Richie Hebner legged out an infield hit behind second base with two out in the 10th inning to score Ryne Sandberg from third to give Chicago a 4–3 victory over San Diego. Sandberg opened the 10th with a walk off Tim Stoddard (1–4). Steve Lake sacrificed and Sandberg took third on Keith Moreland’s flyout. Leon Durham was walked intentionally, and Craig Lefferts relieved Stoddard. Hebner, pinch hitting, hit a looping ball that dropped just behind the bag at second. Garry Templeton bobbled the ball, and Hebner was safe at first as Sandberg scored. Lee Smith (5–4) pitched two innings, and George Frazier finished for his second save.

Bryn Smith fired a three-hitter, and Vance Law hit an inside-the-park home run as Montreal defeated Atlanta, 3–1. Smith (12–3) did not walk a batter and struck out seven in his fourth complete game of the season. Von Hayes hit a two-run, inside-the-park home run off Nolan Ryan in the eighth inning to carry Philadelphia over Houston by a score of 3–1. Hayes’s ninth home run was the third hit off Ryan, who went five and one-third innings before allowing a hit. Ryan (8–8) left after the home run. His seven strikeouts ran his record career total to 4,013. Kevin Gross (9–8) pitched eight innings, allowing nine hits. He also doubled in the sixth inning for the first hit off Ryan. Kent Tekulve pitched the ninth inning for his 11th save.

Oakland Athletics 5, Boston Red Sox 6

Detroit Tigers 5, Chicago White Sox 4

New York Yankees 3, Kansas City Royals 5

Pittsburgh Pirates 1, Los Angeles Dodgers 9

California Angels 8, Milwaukee Brewers 4

Baltimore Orioles 4, Minnesota Twins 2

Atlanta Braves 1, Montreal Expos 3

Cincinnati Reds 3, New York Mets 2

Houston Astros 1, Philadelphia Phillies 3

Chicago Cubs 4, San Diego Padres 3

St. Louis Cardinals 4, San Francisco Giants 0

Cleveland Indians 8, Texas Rangers 4

Seattle Mariners 1, Toronto Blue Jays 3


Dow Jones Industrial Average: 1348.90 (-2.91)


Born:

Patrice Bergeron, Canadian National Team and NHL centre Olympic gold medal, 2010, 2014; NHL Champions, Stanley Cup-Bruins, 2011; NHL All-Star, 2015, 2016, 2022; Boston Bruins), in L’Ancienne-Lorette, Quebec, Canada.

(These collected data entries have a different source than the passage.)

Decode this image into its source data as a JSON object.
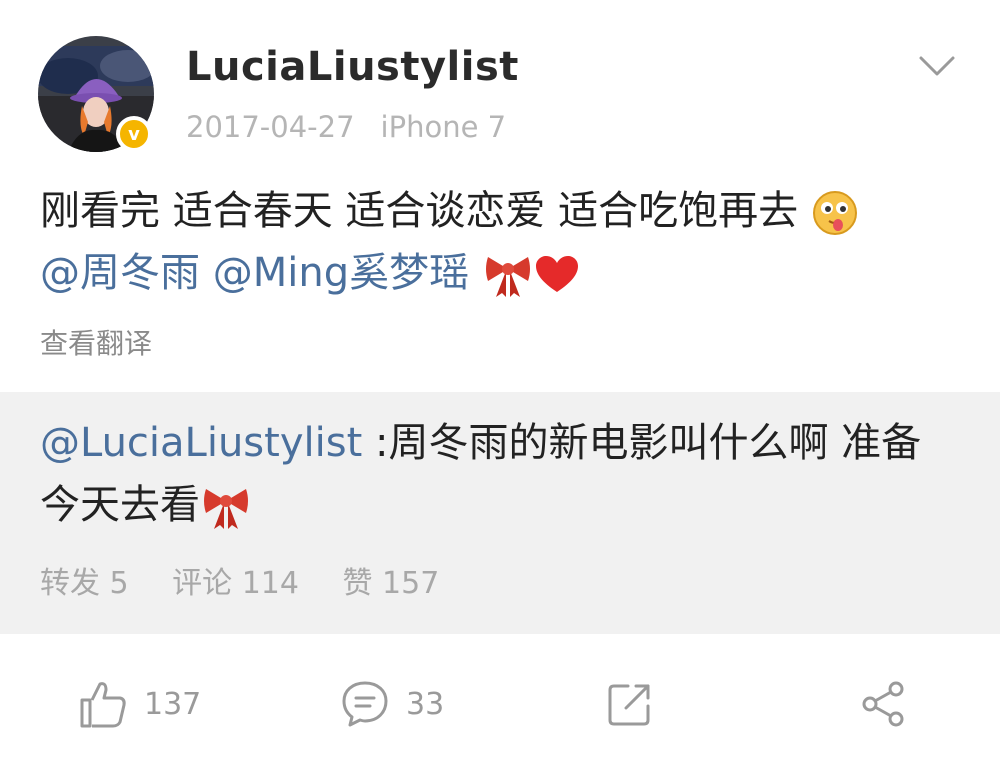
{
  "post": {
    "username": "LuciaLiustylist",
    "date": "2017-04-27",
    "device": "iPhone 7",
    "text": "刚看完 适合春天 适合谈恋爱 适合吃饱再去",
    "mention_1": "@周冬雨",
    "mention_2": "@Ming奚梦瑶",
    "translate_label": "查看翻译",
    "emojis": [
      "tongue-out-face-emoji",
      "ribbon-emoji",
      "heart-emoji"
    ]
  },
  "repost": {
    "mention": "@LuciaLiustylist",
    "text": ":周冬雨的新电影叫什么啊 准备今天去看",
    "stats": {
      "forward": "转发 5",
      "comment": "评论 114",
      "like": "赞 157"
    }
  },
  "actions": {
    "like_count": "137",
    "comment_count": "33",
    "icons": [
      "thumbs-up-icon",
      "comment-icon",
      "repost-icon",
      "share-icon"
    ]
  },
  "colors": {
    "mention": "#4a6f9c",
    "badge": "#f5b500",
    "repost_bg": "#f1f1f1"
  }
}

Donte Whitner, NFL safety (Pro Bowl, 2012, 2014; Buffalo Bills, San Francisco 49ers, Cleveland Browns, Washington Redskins), in Cleveland, Ohio.

Eric Wright, NFL cornerback (Cleveland Browns, Detroit Lions, Tampa Bay Buccaneers, San Francisco 49ers), in San Francisco, California.

Xenia Rubinos, American jazz-funk-rock singer-songwriter, in Hartford, Connecticut.